A project ran by researchers at RSA and two American universities has managed to extract cryptographic key from another VM running on the same hardware.
The hack was a difficult task to master. The researchers had to overcome many challenges in aspects of core migration, pre-empting the victim with the frequency required to extract fine grained information and numerous sources of channel noise. In some ways this reflects well on the security of vendors and cloud providers seeing how difficult the hack was. On the other hand it highlights how logical isolation VMs sharing physical resources are not as secure as claimed as the researchers did manage to perform a successful hack.
The attack used Xen hypervisor successfully as a test platform, this suggests desktop on desktop attacks also need to be addressed.
The research was carried out using the following conditions
“Our threat model assumes that Xen maintains logical isolation between mutually untrusting co-resident VMs, and that the attacker is unable to exploit software vulnerabilities that allow it to take control of the entire physical node.

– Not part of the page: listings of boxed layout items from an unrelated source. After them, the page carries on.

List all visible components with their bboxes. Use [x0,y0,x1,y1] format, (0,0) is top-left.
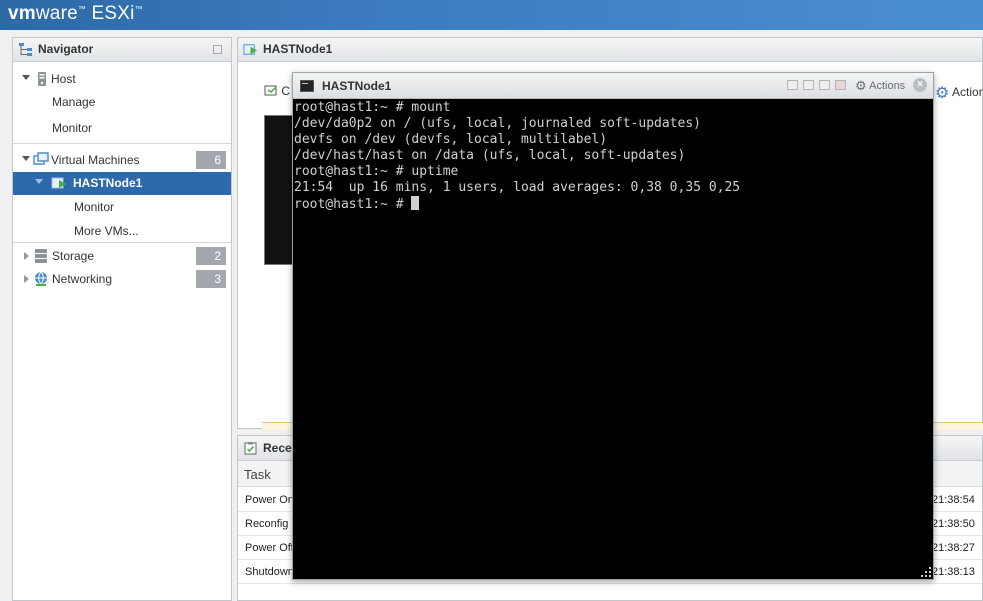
terminal-line: root@hast1:~ # mount [294,100,451,115]
nav-item-vm-hastnode1[interactable]: HASTNode1 [13,172,231,195]
storage-icon [35,249,47,263]
clipboard-check-icon [244,442,257,455]
terminal-prompt: root@hast1:~ # [294,197,412,212]
task-name: Power On [245,494,294,506]
divider [13,242,231,243]
restore-icon[interactable] [803,80,814,90]
nav-item-label: More VMs... [74,224,139,238]
nav-item-label: Virtual Machines [51,153,140,167]
task-time: 21:38:54 [932,494,975,506]
column-header-label: Task [244,467,271,482]
nav-item-host[interactable]: Host [13,68,231,91]
vm-powered-on-icon [51,177,66,189]
task-name: Reconfig V [245,518,299,530]
navigator-header: Navigator [13,38,231,62]
console-window[interactable]: HASTNode1 ⚙ Actions × root@hast1:~ # mou… [292,72,934,580]
actions-button[interactable]: ⚙ Actions [935,83,983,103]
vm-detail-title: HASTNode1 [263,42,333,56]
terminal-line: root@hast1:~ # uptime [294,164,459,179]
close-icon[interactable]: × [913,78,927,92]
terminal-cursor [411,196,420,210]
minimize-icon[interactable] [213,45,222,54]
nav-item-virtual-machines[interactable]: Virtual Machines 6 [13,149,231,172]
nav-item-vm-monitor[interactable]: Monitor [13,196,231,219]
navigator-title: Navigator [38,42,94,56]
top-banner: vmware™ ESXi™ [0,0,983,30]
chevron-down-icon[interactable] [22,156,30,161]
nav-item-label: Manage [52,95,96,109]
console-actions-button[interactable]: ⚙ Actions [855,78,905,94]
count-badge: 6 [196,151,226,169]
task-name: Shutdown [245,566,294,578]
nav-item-label: Networking [52,272,113,286]
terminal-icon [300,80,314,92]
nav-item-label: Host [51,72,76,86]
console-titlebar[interactable]: HASTNode1 ⚙ Actions × [293,73,933,99]
console-screen[interactable]: root@hast1:~ # mount/dev/da0p2 on / (ufs… [293,99,933,579]
chevron-right-icon[interactable] [24,252,29,260]
navigator-icon [19,43,32,56]
chevron-down-icon[interactable] [35,179,43,184]
terminal-output: root@hast1:~ # mount/dev/da0p2 on / (ufs… [294,100,740,213]
vm-detail-header: HASTNode1 [238,38,982,62]
terminal-line: devfs on /dev (devfs, local, multilabel) [294,132,608,147]
divider [13,143,231,144]
task-time: 21:38:50 [932,518,975,530]
recent-tasks-title: Rece [263,441,292,455]
chevron-down-icon[interactable] [22,75,30,80]
terminal-prompt-line[interactable]: root@hast1:~ # [294,196,740,213]
nav-item-label: HASTNode1 [73,176,143,190]
console-actions-label: Actions [869,80,906,92]
nav-item-host-manage[interactable]: Manage [13,91,231,114]
task-time: 21:38:27 [932,542,975,554]
task-name: Power Off [245,542,294,554]
terminal-line: /dev/da0p2 on / (ufs, local, journaled s… [294,116,701,131]
gear-icon: ⚙ [855,78,867,93]
minimize-icon[interactable] [787,80,798,90]
count-badge: 2 [196,247,226,265]
console-icon [264,85,277,96]
nav-item-host-monitor[interactable]: Monitor [13,117,231,140]
actions-label: Actions [952,85,983,99]
console-title: HASTNode1 [322,79,392,93]
navigator-panel: Navigator Host Manage Monitor Virtual Ma… [12,37,232,601]
chevron-right-icon[interactable] [24,275,29,283]
network-icon [35,271,47,286]
maximize-icon[interactable] [819,80,830,90]
console-button-label: C [281,84,291,98]
nav-item-networking[interactable]: Networking 3 [13,268,231,291]
count-badge: 3 [196,270,226,288]
nav-item-storage[interactable]: Storage 2 [13,245,231,268]
nav-item-label: Monitor [52,121,93,135]
terminal-line: 21:54 up 16 mins, 1 users, load averages… [294,180,741,195]
nav-item-more-vms[interactable]: More VMs... [13,220,231,243]
vm-group-icon [33,152,49,165]
gear-icon: ⚙ [935,85,950,102]
nav-item-label: Storage [52,249,95,263]
nav-item-label: Monitor [74,200,115,214]
vm-powered-on-icon [243,44,258,55]
console-button[interactable]: C [264,84,290,98]
server-icon [38,72,46,86]
task-time: 21:38:13 [932,566,975,578]
vmware-esxi-logo: vmware™ ESXi™ [8,3,143,24]
resize-grip-icon[interactable] [921,567,931,577]
flag-icon[interactable] [835,80,846,90]
terminal-line: /dev/hast/hast on /data (ufs, local, sof… [294,148,686,163]
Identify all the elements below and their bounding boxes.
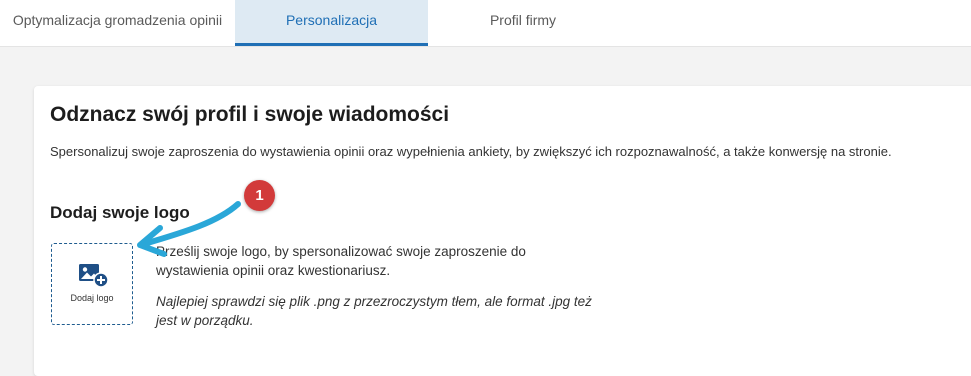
card-title: Odznacz swój profil i swoje wiadomości [50, 103, 450, 126]
upload-hint: Najlepiej sprawdzi się plik .png z przez… [156, 294, 592, 328]
add-logo-label: Dodaj logo [70, 293, 114, 303]
tab-profil-firmy[interactable]: Profil firmy [428, 0, 618, 44]
tab-personalizacja[interactable]: Personalizacja [235, 0, 428, 46]
card-description: Spersonalizuj swoje zaproszenia do wysta… [50, 144, 892, 159]
add-image-icon [79, 264, 109, 288]
tab-optymalizacja[interactable]: Optymalizacja gromadzenia opinii [0, 0, 235, 44]
tab-bar: Optymalizacja gromadzenia opinii Persona… [0, 0, 971, 47]
add-logo-button[interactable]: Dodaj logo [51, 243, 133, 325]
step-badge: 1 [244, 180, 275, 211]
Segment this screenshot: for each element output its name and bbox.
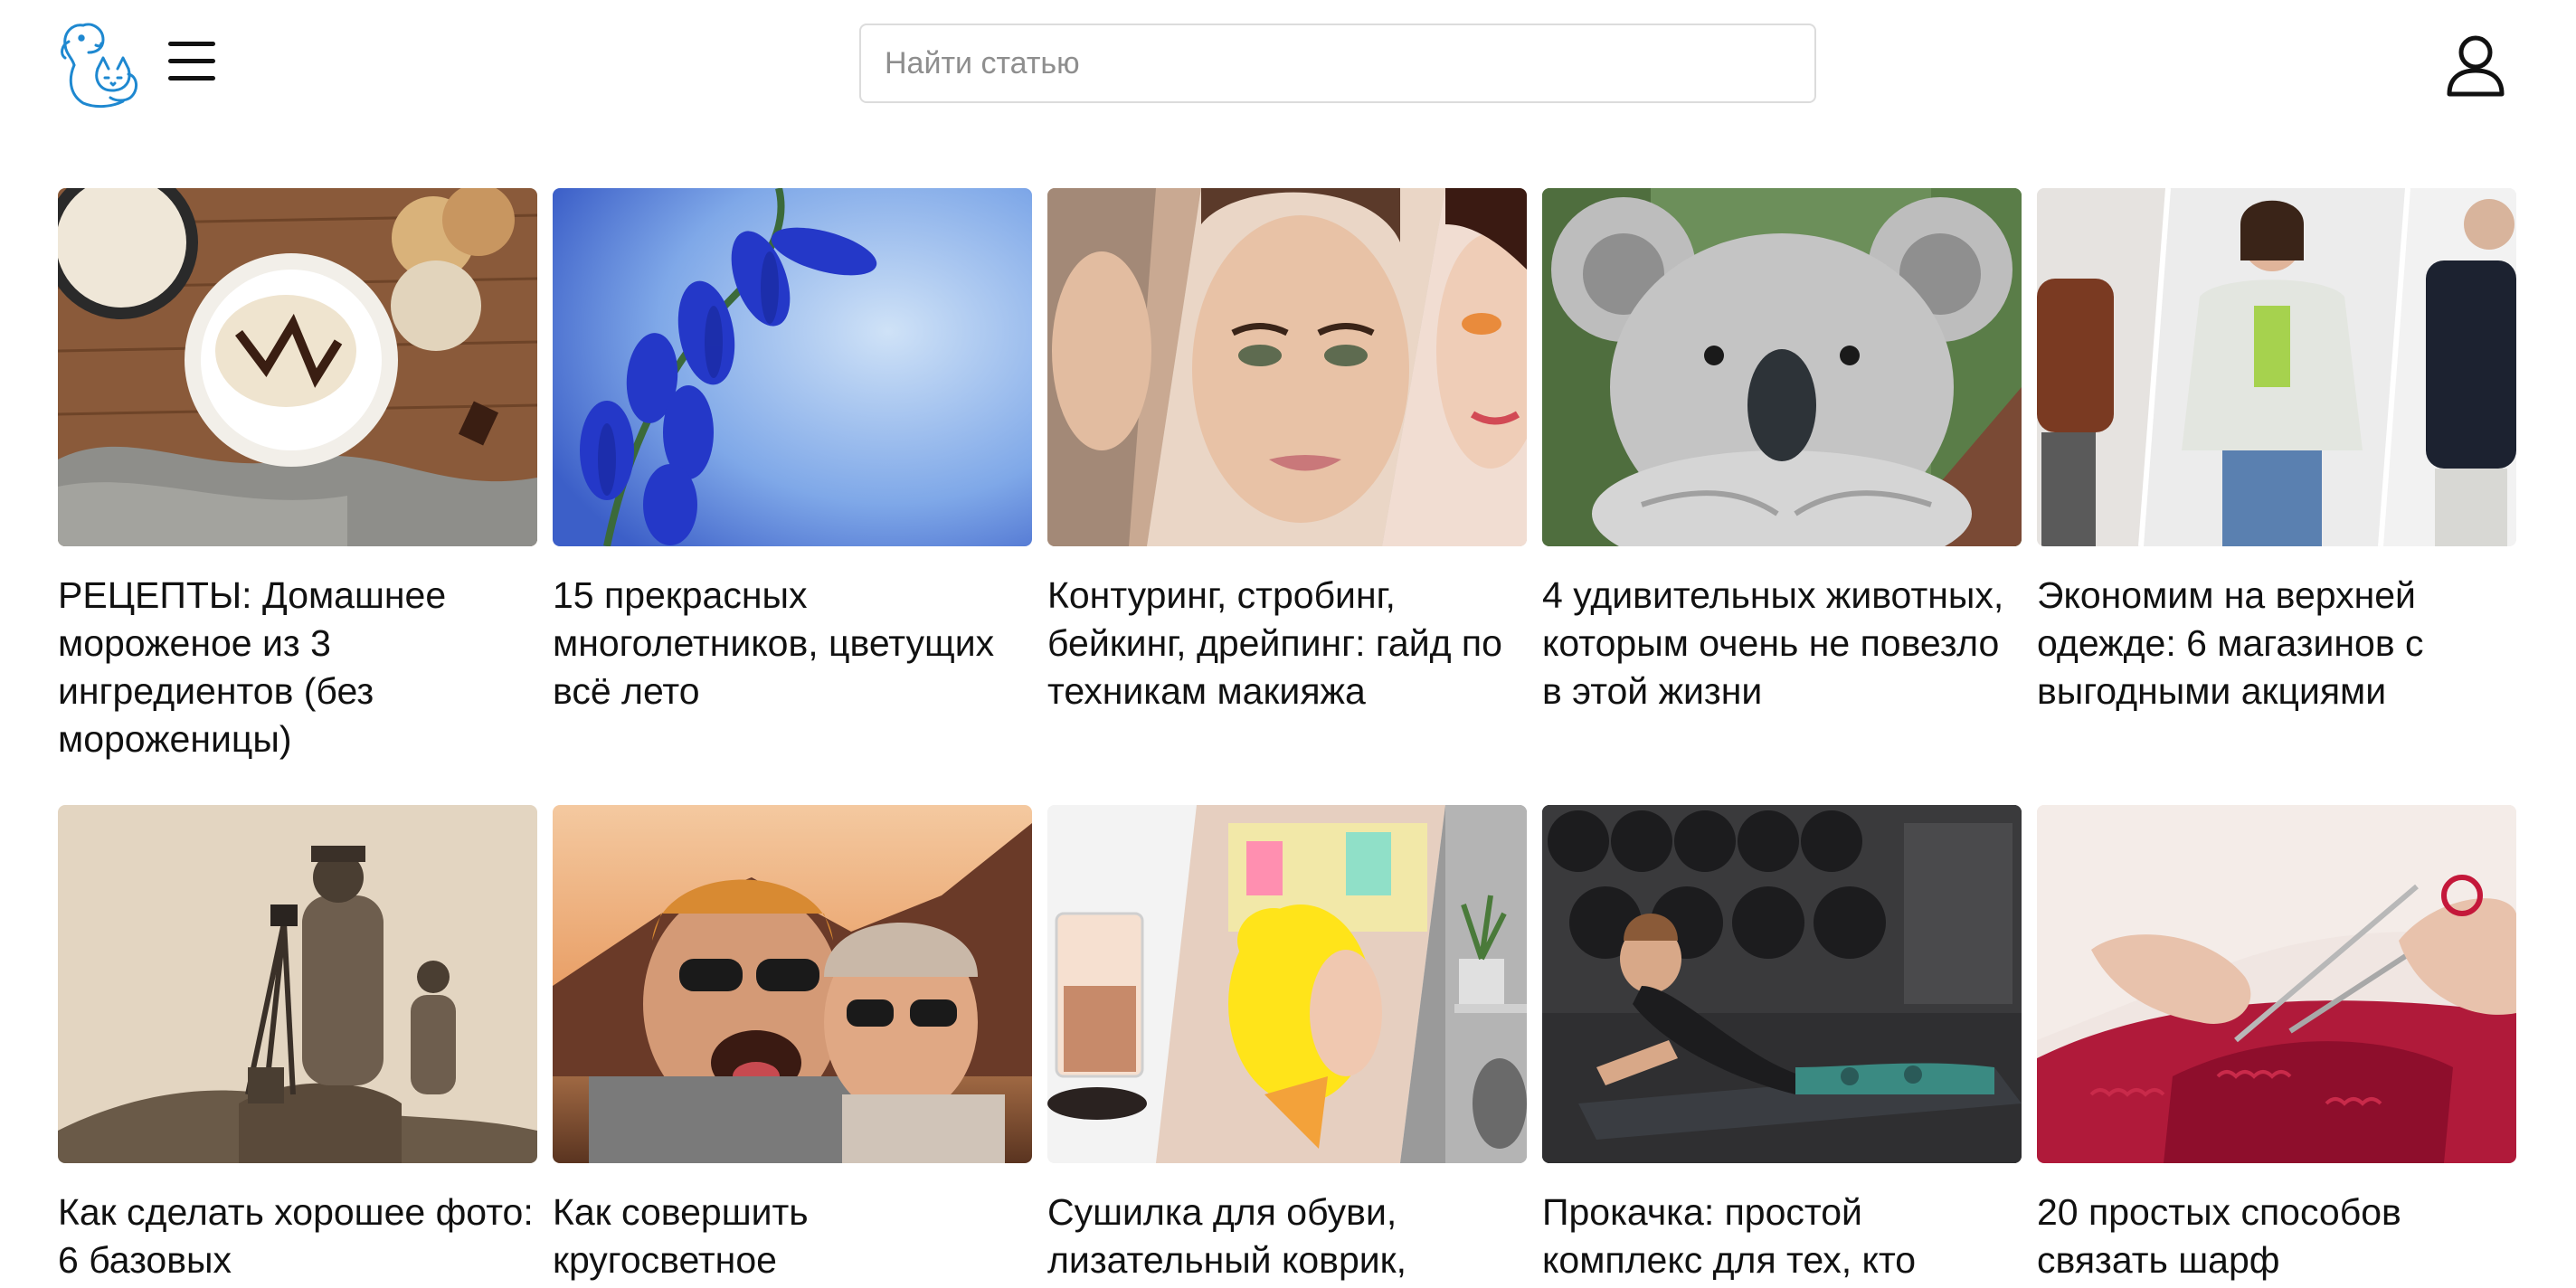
search-input[interactable] bbox=[859, 24, 1816, 103]
article-card[interactable]: Контуринг, стробинг, бейкинг, дрейпинг: … bbox=[1047, 188, 1527, 805]
article-title: Экономим на верхней одежде: 6 магазинов … bbox=[2037, 574, 2424, 712]
article-card[interactable]: Сушилка для обуви, лизательный коврик, bbox=[1047, 805, 1527, 1284]
articles-grid: РЕЦЕПТЫ: Домашнее мороженое из 3 ингреди… bbox=[58, 188, 2518, 1284]
hamburger-menu-icon[interactable] bbox=[165, 38, 219, 85]
article-card[interactable]: РЕЦЕПТЫ: Домашнее мороженое из 3 ингреди… bbox=[58, 188, 537, 805]
article-title: 15 прекрасных многолетников, цветущих вс… bbox=[553, 574, 995, 712]
outerwear-models-collage-photo bbox=[2037, 188, 2516, 546]
article-title: 20 простых способов связать шарф bbox=[2037, 1191, 2401, 1281]
article-card[interactable]: Как совершить кругосветное bbox=[553, 805, 1032, 1284]
gadgets-collage-photo bbox=[1047, 805, 1527, 1163]
makeup-faces-collage-photo bbox=[1047, 188, 1527, 546]
article-title: Сушилка для обуви, лизательный коврик, bbox=[1047, 1191, 1406, 1281]
site-header bbox=[0, 0, 2576, 172]
fitness-woman-mat-photo bbox=[1542, 805, 2022, 1163]
article-card[interactable]: Прокачка: простой комплекс для тех, кто bbox=[1542, 805, 2022, 1284]
article-title: Прокачка: простой комплекс для тех, кто bbox=[1542, 1191, 1917, 1281]
article-title: 4 удивительных животных, которым очень н… bbox=[1542, 574, 2004, 712]
koala-photo bbox=[1542, 188, 2022, 546]
article-title: Контуринг, стробинг, бейкинг, дрейпинг: … bbox=[1047, 574, 1502, 712]
article-card[interactable]: 4 удивительных животных, которым очень н… bbox=[1542, 188, 2022, 805]
vintage-photographers-photo bbox=[58, 805, 537, 1163]
article-card[interactable]: 20 простых способов связать шарф bbox=[2037, 805, 2516, 1284]
ice-cream-plate-photo bbox=[58, 188, 537, 546]
article-card[interactable]: Экономим на верхней одежде: 6 магазинов … bbox=[2037, 188, 2516, 805]
article-card[interactable]: 15 прекрасных многолетников, цветущих вс… bbox=[553, 188, 1032, 805]
knitting-red-yarn-photo bbox=[2037, 805, 2516, 1163]
user-profile-icon[interactable] bbox=[2446, 33, 2505, 98]
article-title: Как сделать хорошее фото: 6 базовых bbox=[58, 1191, 534, 1281]
article-title: РЕЦЕПТЫ: Домашнее мороженое из 3 ингреди… bbox=[58, 574, 447, 760]
cat-dog-logo-icon[interactable] bbox=[56, 18, 141, 109]
article-card[interactable]: Как сделать хорошее фото: 6 базовых bbox=[58, 805, 537, 1284]
bluebell-flowers-photo bbox=[553, 188, 1032, 546]
travel-selfie-couple-photo bbox=[553, 805, 1032, 1163]
article-title: Как совершить кругосветное bbox=[553, 1191, 809, 1281]
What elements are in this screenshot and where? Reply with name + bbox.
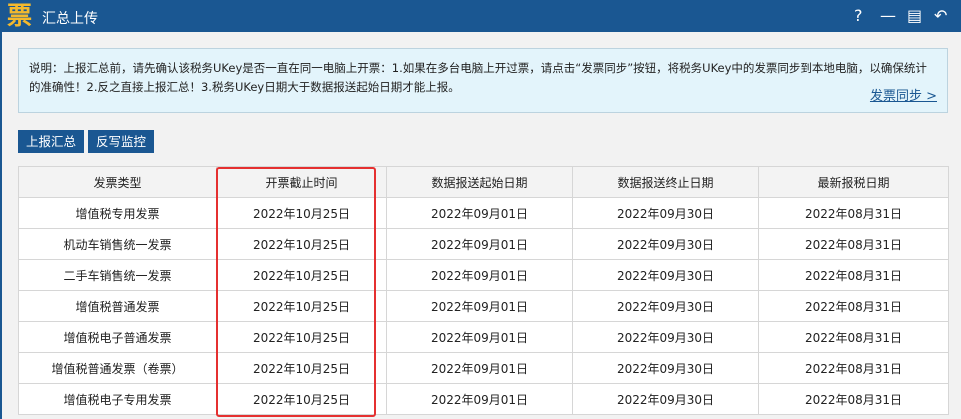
column-header: 数据报送终止日期 [572, 166, 759, 198]
table-cell: 二手车销售统一发票 [18, 259, 217, 291]
table-cell: 2022年09月01日 [386, 352, 573, 384]
table-cell: 2022年09月01日 [386, 197, 573, 229]
table-row[interactable]: 增值税普通发票（卷票） 2022年10月25日 2022年09月01日 2022年09… [18, 352, 949, 384]
column-header: 最新报税日期 [758, 166, 949, 198]
table-cell: 2022年09月30日 [572, 321, 759, 353]
invoice-sync-link[interactable]: 发票同步 > [870, 87, 937, 106]
table-cell: 2022年09月01日 [386, 290, 573, 322]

We assume the attacker knows the software running on the victim VM and has access to a copy of it.”
The rig researchers created set about sussing out the victims activity. It was an access driven attack by a programme that is ran to perform cryptographic operation of interest attacks.
“The attacker program monitors usage of a shared architectural component to learn information about the key, e.g., the data cache, instruction cache, floating-point multiplier, or branch-prediction cache. The strongest attacks in this class, first demonstrated only recently, are referred to as asynchronous, meaning that they do not require the attacker to achieve precisely timed observations of the victim by actively triggering victim operations. These attacks leverage CPUs with simultaneous multi-threading (SMT) or the ability to game operating system process schedulers; none were shown to work in”
The research observes and deciphers CPU behaviours by combining low level systems with sophisticated tools like classifiers and sequence alignment algorithms. The hack extracted ElGamal decryption keys from the victims VM.
The report stresses how difficult the attack was to perform, there were many unusual and difficult challenges to overcome, but they did eventually get there. Virtualisation users are bound to show a little less confidence in sandboxes and their ability to remain free of contamination.